Тем временем живот у супруги рос, и я внимательно следил за всеми происходящими с ней в физическом плане изменениями. Когда Лина носила Иронику, я был слишком занят на своих халтурах, зарабатывая на кусок хлеба для семьи, но теперь мог всецело сосредоточиться на своих наблюдениях. Кроме умиления, испытываемого в процессе изучения развития беременности жены, мной руководил еще один важный мотив: для новой книги было крайне важно, чтобы я хорошо разбирался во всех деталях протекания беременности и родов. Быть может, временами я перегибал палку и становился слишком назойлив, ибо однажды вечером в постели, когда я по обыкновению гладил ее живот и бедра, Лина довольно резко заявила, что ей было бы куда приятнее, если бы я разговаривал с ней, глядя в лицо, а не на прочие части тела.
Через несколько дней произошло то, чего Лина никогда так и не сумела мне простить до конца.
Ироника с самого утра капризничала, наотрез отказываясь идти в детский сад. Это вызвало во мне сильнейшее раздражение. Именно сегодня я собирался поработать часов пять-шесть, а дочь была в том возрасте, когда детям требуется постоянное внимание к себе. Я попытался договориться с ней: если хочет, она может оставаться дома, однако в таком случае ей придется развлекать себя самой. Сварив себе чашечку кофе, я сел за компьютер и приступил к работе. Договор с Ироникой продержался ровно десять минут – она появилась в дверях моего кабинета с набором игрушечной посуды и стала настаивать на том, чтобы мы с ней отправились печь пирожки. Я, как мог, старался сдерживаться, однако спустя какое-то время все же не на шутку рассердился. Строгим голосом я велел дочери отправляться в гостиную, сидеть там и вести себя потише. Если же она меня не послушает, то я отведу ее в детский сад и оставлю там до завтра. Разумеется, это была всего лишь пустая угроза, однако Ироника понурилась и побрела вниз по лестнице.

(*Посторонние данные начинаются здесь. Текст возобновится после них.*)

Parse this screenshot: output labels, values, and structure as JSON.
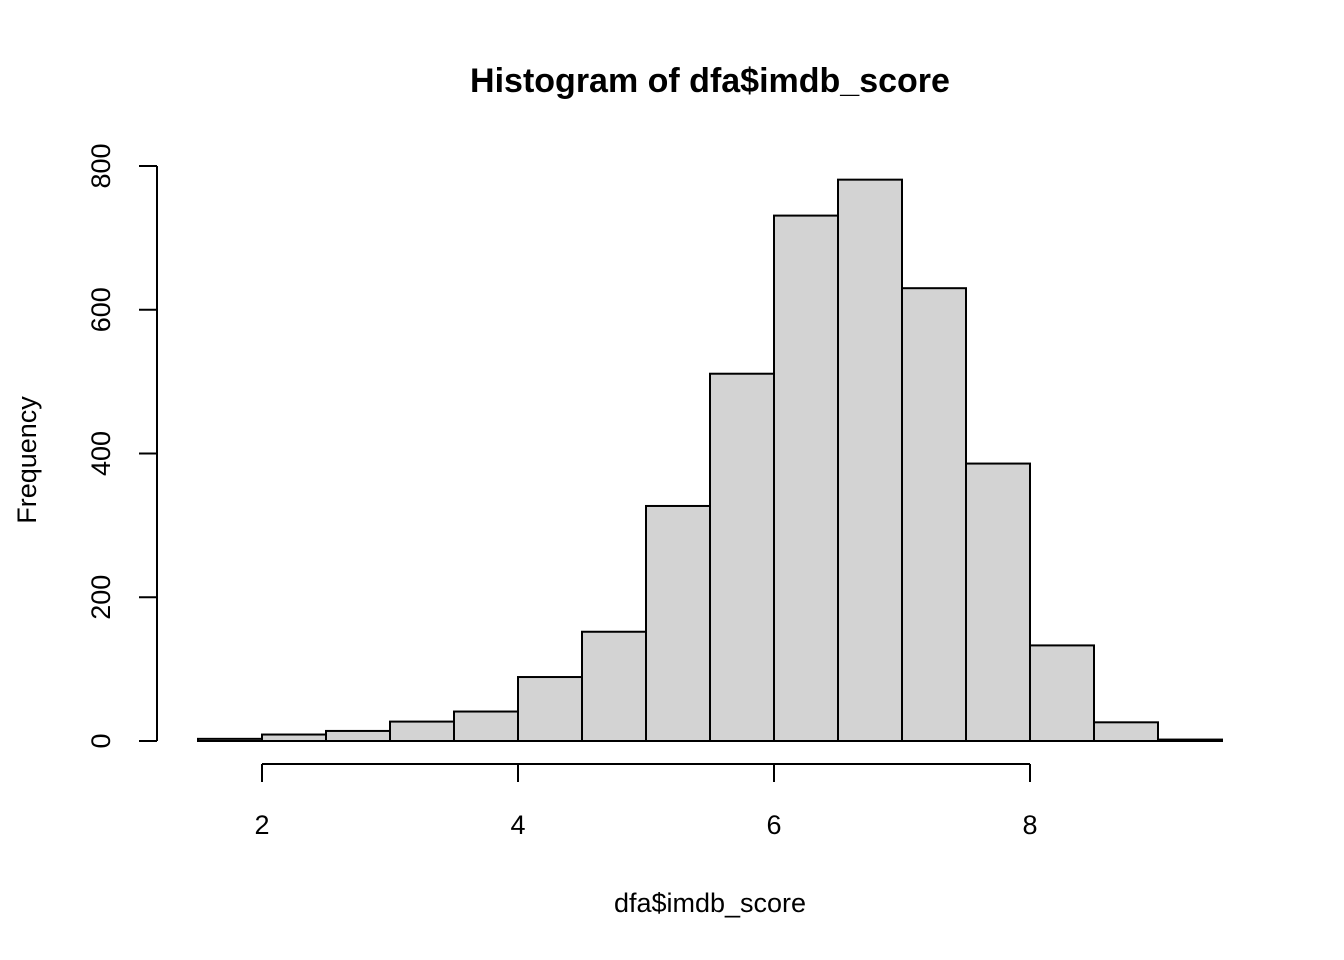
{
  "chart_data": {
    "type": "bar",
    "title": "Histogram of dfa$imdb_score",
    "xlabel": "dfa$imdb_score",
    "ylabel": "Frequency",
    "bin_edges": [
      1.5,
      2.0,
      2.5,
      3.0,
      3.5,
      4.0,
      4.5,
      5.0,
      5.5,
      6.0,
      6.5,
      7.0,
      7.5,
      8.0,
      8.5,
      9.0,
      9.5
    ],
    "values": [
      3,
      9,
      14,
      27,
      41,
      89,
      152,
      327,
      511,
      731,
      781,
      630,
      386,
      133,
      26,
      2
    ],
    "x_ticks": [
      2,
      4,
      6,
      8
    ],
    "y_ticks": [
      0,
      200,
      400,
      600,
      800
    ],
    "xlim": [
      1.5,
      9.5
    ],
    "ylim": [
      0,
      800
    ],
    "colors": {
      "bar_fill": "#d3d3d3",
      "bar_stroke": "#000000"
    },
    "grid": false
  }
}
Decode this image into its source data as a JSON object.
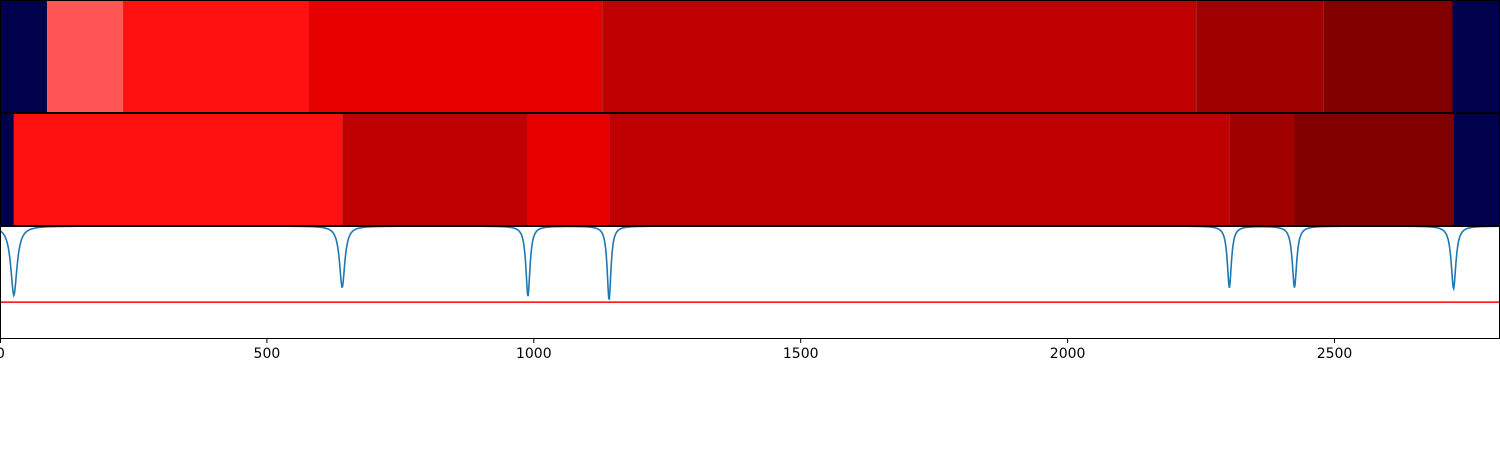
{
  "chart_data": [
    {
      "type": "heatmap",
      "panel": "top-strip",
      "x_range": [
        0,
        2810
      ],
      "segments": [
        {
          "x0": 0,
          "x1": 88,
          "color": "#00004c"
        },
        {
          "x0": 88,
          "x1": 230,
          "color": "#ff5555"
        },
        {
          "x0": 230,
          "x1": 578,
          "color": "#ff1111"
        },
        {
          "x0": 578,
          "x1": 1128,
          "color": "#e60000"
        },
        {
          "x0": 1128,
          "x1": 2241,
          "color": "#c00000"
        },
        {
          "x0": 2241,
          "x1": 2480,
          "color": "#a00000"
        },
        {
          "x0": 2480,
          "x1": 2721,
          "color": "#800000"
        },
        {
          "x0": 2721,
          "x1": 2810,
          "color": "#00004c"
        }
      ]
    },
    {
      "type": "heatmap",
      "panel": "middle-strip",
      "x_range": [
        0,
        2810
      ],
      "segments": [
        {
          "x0": 0,
          "x1": 26,
          "color": "#00004c"
        },
        {
          "x0": 26,
          "x1": 641,
          "color": "#ff1111"
        },
        {
          "x0": 641,
          "x1": 989,
          "color": "#c00000"
        },
        {
          "x0": 989,
          "x1": 1141,
          "color": "#e60000"
        },
        {
          "x0": 1141,
          "x1": 2303,
          "color": "#c00000"
        },
        {
          "x0": 2303,
          "x1": 2425,
          "color": "#a00000"
        },
        {
          "x0": 2425,
          "x1": 2723,
          "color": "#800000"
        },
        {
          "x0": 2723,
          "x1": 2810,
          "color": "#00004c"
        }
      ]
    },
    {
      "type": "line",
      "panel": "bottom-line",
      "x_range": [
        0,
        2810
      ],
      "y_range": [
        0,
        1
      ],
      "xticks": [
        0,
        500,
        1000,
        1500,
        2000,
        2500
      ],
      "xtick_labels": [
        "0",
        "500",
        "1000",
        "1500",
        "2000",
        "2500"
      ],
      "baseline": 1.0,
      "threshold": {
        "y": 0.32,
        "color": "#ff0000"
      },
      "series_color": "#1f77b4",
      "dips": [
        {
          "x": 26,
          "depth": 0.54,
          "width": 40
        },
        {
          "x": 641,
          "depth": 0.48,
          "width": 34
        },
        {
          "x": 989,
          "depth": 0.55,
          "width": 26
        },
        {
          "x": 1141,
          "depth": 0.58,
          "width": 24
        },
        {
          "x": 2303,
          "depth": 0.48,
          "width": 26
        },
        {
          "x": 2425,
          "depth": 0.48,
          "width": 28
        },
        {
          "x": 2723,
          "depth": 0.49,
          "width": 30
        }
      ]
    }
  ]
}
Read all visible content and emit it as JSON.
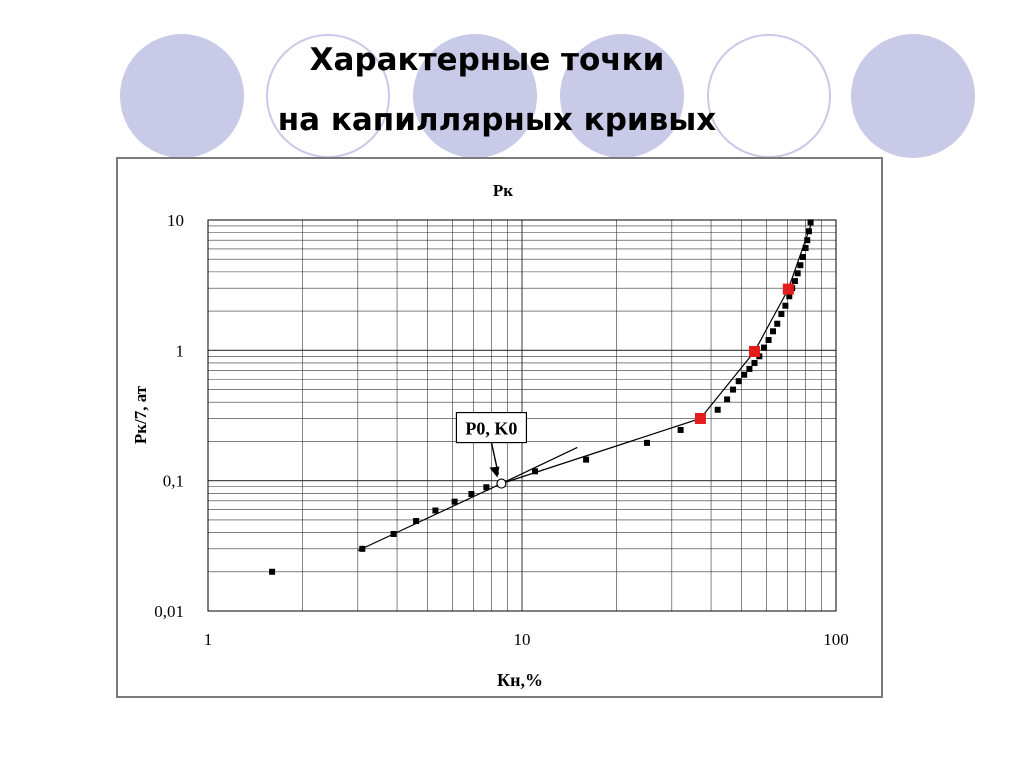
{
  "slide": {
    "title_line1": "Характерные точки",
    "title_line2": "на капиллярных кривых",
    "decor_color": "#c9c9e8"
  },
  "chart_data": {
    "type": "scatter",
    "title": "Pк",
    "xlabel": "Кн,%",
    "ylabel": "Pк/7, ат",
    "x_scale": "log",
    "y_scale": "log",
    "xlim": [
      1,
      100
    ],
    "ylim": [
      0.01,
      10
    ],
    "x_ticks": [
      "1",
      "10",
      "100"
    ],
    "y_ticks": [
      "0,01",
      "0,1",
      "1",
      "10"
    ],
    "grid": true,
    "annotation": {
      "text": "P0, K0",
      "x": 8.6,
      "y": 0.095
    },
    "series": [
      {
        "color": "#000000",
        "x": [
          1.6,
          3.1,
          3.9,
          4.6,
          5.3,
          6.1,
          6.9,
          7.7,
          11,
          16,
          25,
          32,
          37,
          42,
          45,
          47,
          49,
          51,
          53,
          55,
          57,
          59,
          61,
          63,
          65,
          67,
          69,
          71,
          72.5,
          74,
          75.5,
          77,
          78.5,
          80,
          81,
          82,
          83
        ],
        "y": [
          0.02,
          0.03,
          0.039,
          0.049,
          0.059,
          0.069,
          0.079,
          0.089,
          0.118,
          0.145,
          0.195,
          0.245,
          0.3,
          0.35,
          0.42,
          0.5,
          0.58,
          0.65,
          0.72,
          0.8,
          0.9,
          1.05,
          1.2,
          1.4,
          1.6,
          1.9,
          2.2,
          2.6,
          3.0,
          3.4,
          3.9,
          4.5,
          5.2,
          6.1,
          7.0,
          8.2,
          9.6
        ]
      },
      {
        "color": "#e51c1c",
        "x": [
          37,
          55,
          70.5
        ],
        "y": [
          0.3,
          0.98,
          2.95
        ]
      }
    ],
    "lines": [
      {
        "color": "#000000",
        "x": [
          3.0,
          8.6,
          15
        ],
        "y": [
          0.029,
          0.095,
          0.18
        ]
      },
      {
        "color": "#000000",
        "x": [
          8.6,
          37,
          55,
          70.5,
          84
        ],
        "y": [
          0.095,
          0.3,
          0.98,
          2.95,
          9.8
        ]
      }
    ]
  }
}
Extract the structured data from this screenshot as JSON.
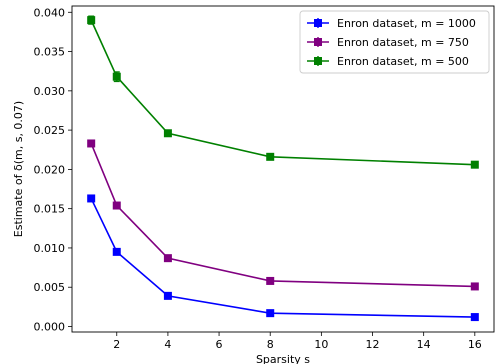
{
  "chart_data": {
    "type": "line",
    "xlabel": "Sparsity s",
    "ylabel": "Estimate of δ(m, s, 0.07)",
    "xlim": [
      0.25,
      16.75
    ],
    "ylim": [
      -0.0007,
      0.0408
    ],
    "x_ticks": [
      2,
      4,
      6,
      8,
      10,
      12,
      14,
      16
    ],
    "x_tick_labels": [
      "2",
      "4",
      "6",
      "8",
      "10",
      "12",
      "14",
      "16"
    ],
    "y_ticks": [
      0.0,
      0.005,
      0.01,
      0.015,
      0.02,
      0.025,
      0.03,
      0.035,
      0.04
    ],
    "y_tick_labels": [
      "0.000",
      "0.005",
      "0.010",
      "0.015",
      "0.020",
      "0.025",
      "0.030",
      "0.035",
      "0.040"
    ],
    "grid": false,
    "legend_position": "top-right",
    "x": [
      1,
      2,
      4,
      8,
      16
    ],
    "series": [
      {
        "name": "Enron dataset, m = 1000",
        "color": "#0000ff",
        "values": [
          0.0163,
          0.0095,
          0.0039,
          0.0017,
          0.0012
        ],
        "error": [
          0.0002,
          0.0002,
          0.0001,
          0.0001,
          0.0001
        ]
      },
      {
        "name": "Enron dataset, m = 750",
        "color": "#800080",
        "values": [
          0.0233,
          0.0154,
          0.0087,
          0.0058,
          0.0051
        ],
        "error": [
          0.0002,
          0.0002,
          0.0001,
          0.0001,
          0.0001
        ]
      },
      {
        "name": "Enron dataset, m = 500",
        "color": "#008000",
        "values": [
          0.039,
          0.0318,
          0.0246,
          0.0216,
          0.0206
        ],
        "error": [
          0.0005,
          0.0006,
          0.0002,
          0.0002,
          0.0002
        ]
      }
    ]
  }
}
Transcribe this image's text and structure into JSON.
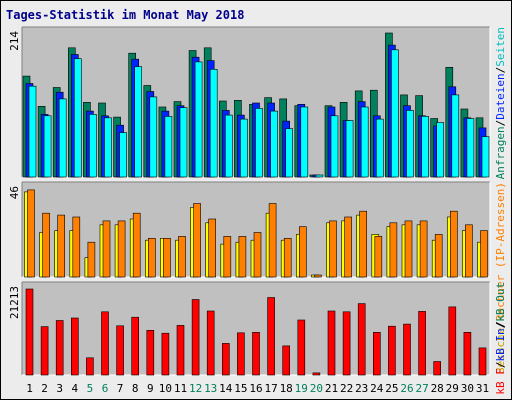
{
  "title": "Tages-Statistik im Monat May 2018",
  "colors": {
    "panel_bg": "#c0c0c0",
    "hits": "#00805c",
    "files": "#0024ff",
    "pages": "#00ffff",
    "visits": "#ffff00",
    "sites": "#ff8000",
    "kbytes": "#ff0000",
    "weekend_label": "#00805c",
    "weekday_label": "#000000"
  },
  "legend": {
    "top": [
      {
        "text": "Anfragen",
        "color": "#00805c"
      },
      {
        "text": "/",
        "color": "#000000"
      },
      {
        "text": "Dateien",
        "color": "#0024ff"
      },
      {
        "text": "/",
        "color": "#000000"
      },
      {
        "text": "Seiten",
        "color": "#00bcbc"
      }
    ],
    "middle": [
      {
        "text": "Besuche",
        "color": "#c8a000"
      },
      {
        "text": "/",
        "color": "#000000"
      },
      {
        "text": "Rechner (IP-Adressen)",
        "color": "#ff8000"
      }
    ],
    "bottom": [
      {
        "text": "kB F",
        "color": "#ff0000"
      },
      {
        "text": "/",
        "color": "#000000"
      },
      {
        "text": "kB In",
        "color": "#0024ff"
      },
      {
        "text": "/",
        "color": "#000000"
      },
      {
        "text": "kB Out",
        "color": "#00805c"
      }
    ]
  },
  "chart_data": {
    "type": "bar",
    "categories": [
      "1",
      "2",
      "3",
      "4",
      "5",
      "6",
      "7",
      "8",
      "9",
      "10",
      "11",
      "12",
      "13",
      "14",
      "15",
      "16",
      "17",
      "18",
      "19",
      "20",
      "21",
      "22",
      "23",
      "24",
      "25",
      "26",
      "27",
      "28",
      "29",
      "30",
      "31"
    ],
    "weekend_days": [
      "5",
      "6",
      "12",
      "13",
      "19",
      "20",
      "26",
      "27"
    ],
    "panels": [
      {
        "max_label": "214",
        "ylim": [
          0,
          214
        ],
        "series": [
          {
            "name": "Anfragen",
            "values": [
              150,
              105,
              133,
              192,
              111,
              110,
              89,
              184,
              136,
              104,
              112,
              188,
              192,
              113,
              114,
              108,
              118,
              116,
              106,
              3,
              106,
              111,
              128,
              129,
              214,
              122,
              121,
              87,
              163,
              101,
              88
            ]
          },
          {
            "name": "Dateien",
            "values": [
              139,
              93,
              126,
              182,
              98,
              91,
              77,
              175,
              127,
              98,
              106,
              178,
              173,
              99,
              92,
              110,
              110,
              83,
              108,
              2,
              104,
              84,
              112,
              91,
              196,
              106,
              91,
              76,
              134,
              88,
              73
            ]
          },
          {
            "name": "Seiten",
            "values": [
              135,
              91,
              116,
              176,
              93,
              88,
              66,
              164,
              119,
              90,
              103,
              171,
              160,
              92,
              86,
              102,
              98,
              72,
              104,
              2,
              91,
              84,
              104,
              86,
              189,
              99,
              90,
              81,
              122,
              87,
              60
            ]
          }
        ]
      },
      {
        "max_label": "46",
        "ylim": [
          0,
          46
        ],
        "series": [
          {
            "name": "Besuche",
            "values": [
              44,
              23,
              24,
              24,
              10,
              27,
              27,
              30,
              19,
              20,
              19,
              36,
              28,
              17,
              18,
              19,
              33,
              19,
              22,
              1,
              28,
              29,
              32,
              22,
              26,
              27,
              27,
              19,
              31,
              24,
              18
            ]
          },
          {
            "name": "Rechner (IP-Adressen)",
            "values": [
              45,
              33,
              32,
              31,
              18,
              29,
              29,
              33,
              20,
              20,
              21,
              38,
              30,
              21,
              21,
              23,
              38,
              20,
              26,
              1,
              29,
              31,
              34,
              21,
              28,
              29,
              29,
              22,
              34,
              27,
              24
            ]
          }
        ]
      },
      {
        "max_label": "21213",
        "ylim": [
          0,
          21213
        ],
        "series": [
          {
            "name": "kB F",
            "values": [
              20980,
              11800,
              13300,
              13900,
              4200,
              15400,
              12000,
              14100,
              10900,
              10200,
              12100,
              18400,
              15600,
              7700,
              10300,
              10400,
              18900,
              7100,
              13400,
              520,
              15600,
              15400,
              17400,
              10400,
              11900,
              12400,
              15500,
              3300,
              16600,
              10400,
              6600
            ]
          }
        ]
      }
    ]
  }
}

Чуть позже из кухни донесся грохот, а вслед за ним какой-то металлический звон и плач моей дочери.
Я вскочил и опрометью кинулся вниз. Ироника, плача, лежала на полу. Вокруг нее были разбросаны ножи, вилки и прочие столовые приборы. Очевидно, она решила печь пирожки сама, сумела дотянуться до выдвижного ящика и случайно опрокинула его. Все, что в нем хранилось, посыпалось прямо на нее. Я с ужасом увидел темное пятно крови, с пугающей быстротой расплывающееся по полу у верхней части ее ноги. Я усадил дочь на стол, стянул с нее колготки и увидел глубокий порез на внутренней части бедра. Вероятно, тяжелый и острый, как бритва, разделочный нож, падая, поранил ее. От вида текущей ручьем крови мне едва не стало плохо. Я схватил чистые кухонные полотенца, одним из них перетянул Иронике бедро выше пореза, а другое прижал к ране. Ироника по-прежнему хныкала, однако меня особенно встревожило, что лицо у нее сделалось каким-то неестественно бледным.
Подхватив ее на руки, я выбежал из дома. В случае надобности я бы мог и сам отнести ее в Королевскую больницу, [40]40
Королевская больница – старейшая больница Копенгагена, основанная в 1757 году.
[Закрыть]расположенную в двух километрах отсюда, однако у нашего соседа Кая имелась машина, и днем он, как правило, сидел дома. К счастью, в тот день он также оказался на месте и отвез нас в больницу на заднем сиденье своего старенького «сааба». По дороге мне казалось, что Ироника становится все бледнее и бледнее, несмотря на то что я изо всех сил зажимал рану. Ее плач превратился в тихое всхлипывание, глаза закрывались сами собой.
Помню, единственной моей мыслью в тот момент было: «Господи, что же я натворил?!»
По приезде мы сразу же направились в травмпункт, где мужчины в белых халатах отобрали у меня Иронику и отвезли прямиком на операционный стол. Я позвонил жене на работу и рассказал о том, что произошло. На другом конце телефонного провода повисло гробовое молчание, в трубке не было слышно ни звука – даже дыхания Лины. Когда она наконец заговорила и сказала, что едет, голос ее дрожал.
Мне показалось, что прошло несколько дней, хотя минуло не больше получаса, прежде чем Иронику вновь вывезли из операционной. Меня заверили, что с ней все будет хорошо: ей сделали переливание крови и зашили поврежденные вены.
Лины все еще не было, и я в одиночестве сидел у кровати спящей Ироники. Ужасно было видеть ее маленькое тельце, лежащее на огромной больничной кровати, однако при этом сама она выглядела такой спокойной и умиротворенной, будто весь этот шум, поднявшийся вокруг нее, нисколько ее не касался. Когда Лина наконец приехала, то, не удостоив меня даже взглядом, сразу бросилась к кровати и взяла Иронику за руку. Я протянул ей бумажную салфетку, она, по-прежнему не глядя на меня, взяла ее и высморкалась.
Когда же жена в конце концов заговорила, в ее голосе звучал с трудом сдерживаемый гнев.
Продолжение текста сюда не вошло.